Cholera Outbreak Hits Port-au-Prince - by Stephen Lendman
On November 9, Haiti Libre said city authorities examined at least 120 suspected cases, mostly in Cite Soleil, the extremely impoverished, densely populated community home to around 400,000. More vulnerable from Hurricane Tomas flooding, Partners in Health (PIH) called crowded camps "a potential flashpoint for a cholera outbreak. There is growing concern" about reported cases, thousands that may spread to many more.
In recent days, cases "continued to expand geographically. More (appeared) in Haiti's Central Plateau," PIH reporting 111 people hospitalized. Reported deaths also keep rising, likely much higher than Haiti's Health Ministry 544 figure on November 8. On November 9, Al Jazeera reported 583 deaths, the numbers increasing daily. The report also said:
"At least 115 cases of cholera, including the death of (at least) one person, have been registered in Haiti's capital, the most significant warning sign yet that the epidemic has spread from outlying areas to threaten hundreds of thousands of people in the city's camps."

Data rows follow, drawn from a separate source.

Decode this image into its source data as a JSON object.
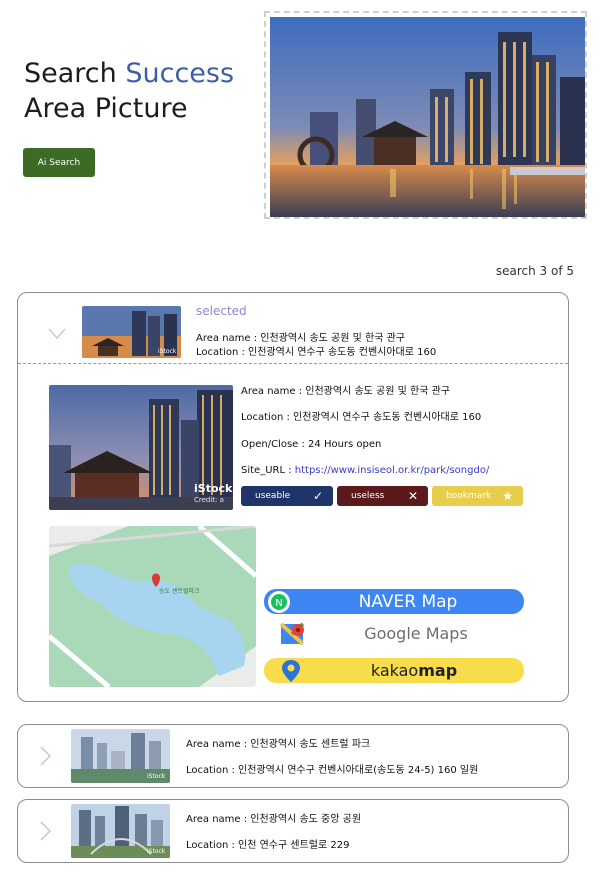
{
  "hero": {
    "title_line1_word1": "Search",
    "title_line1_word2": "Success",
    "title_line2": "Area Picture",
    "ai_button": "Ai Search"
  },
  "search_count": "search 3 of 5",
  "selected_card": {
    "selected_label": "selected",
    "area_name": "Area name : 인천광역시 송도 공원 및 한국 관구",
    "location": "Location : 인천광역시 연수구 송도동 컨벤시아대로 160",
    "detail": {
      "area_name": "Area name : 인천광역시 송도 공원 및 한국 관구",
      "location": "Location : 인천광역시 연수구 송도동 컨벤시아대로 160",
      "open_close": "Open/Close : 24 Hours open",
      "site_label": "Site_URL : ",
      "site_url": "https://www.insiseol.or.kr/park/songdo/",
      "watermark": "iStock",
      "credit": "Credit: a"
    },
    "buttons": {
      "useable": "useable",
      "useless": "useless",
      "bookmark": "bookmark"
    },
    "map_labels": {
      "place": "송도 센트럴파크"
    },
    "map_services": {
      "naver": "NAVER Map",
      "google": "Google Maps",
      "kakao_regular": "kakao",
      "kakao_bold": "map"
    }
  },
  "results": [
    {
      "area_name": "Area name : 인천광역시 송도 센트럴 파크",
      "location": "Location : 인천광역시 연수구 컨벤시아대로(송도동 24-5) 160 일원"
    },
    {
      "area_name": "Area name : 인천광역시 송도 중앙 공원",
      "location": "Location : 인천 연수구 센트럴로 229"
    }
  ],
  "thumb_watermark": "iStock",
  "colors": {
    "accent": "#3d5fa8",
    "ai_button": "#3d6b25",
    "useable": "#1f3469",
    "useless": "#5a1a1b",
    "bookmark": "#e8cd4d",
    "naver": "#3d86f4",
    "kakao": "#f8dc4c"
  }
}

Reporter Sebastian Walker said hospitals were overwhelmed, adding:
"Given the sheer number of cases that hospitals are receiving, it is simply not possible to conduct laboratory tests in order to give 100 per cent overall confirmation that this is cholera."
Given the familiar symptoms, however, including severe diarrhea, vomiting and fever, there's little doubt about the cause. Over 9,000 cases so far have been identified, mostly in the Artibonite area, north of Port-au-Prince.
Walker also said that "It is almost impossible to contain this disease in an environment like this. Port-au-Prince is a very overcrowded city with appalling sanitation infrastructure."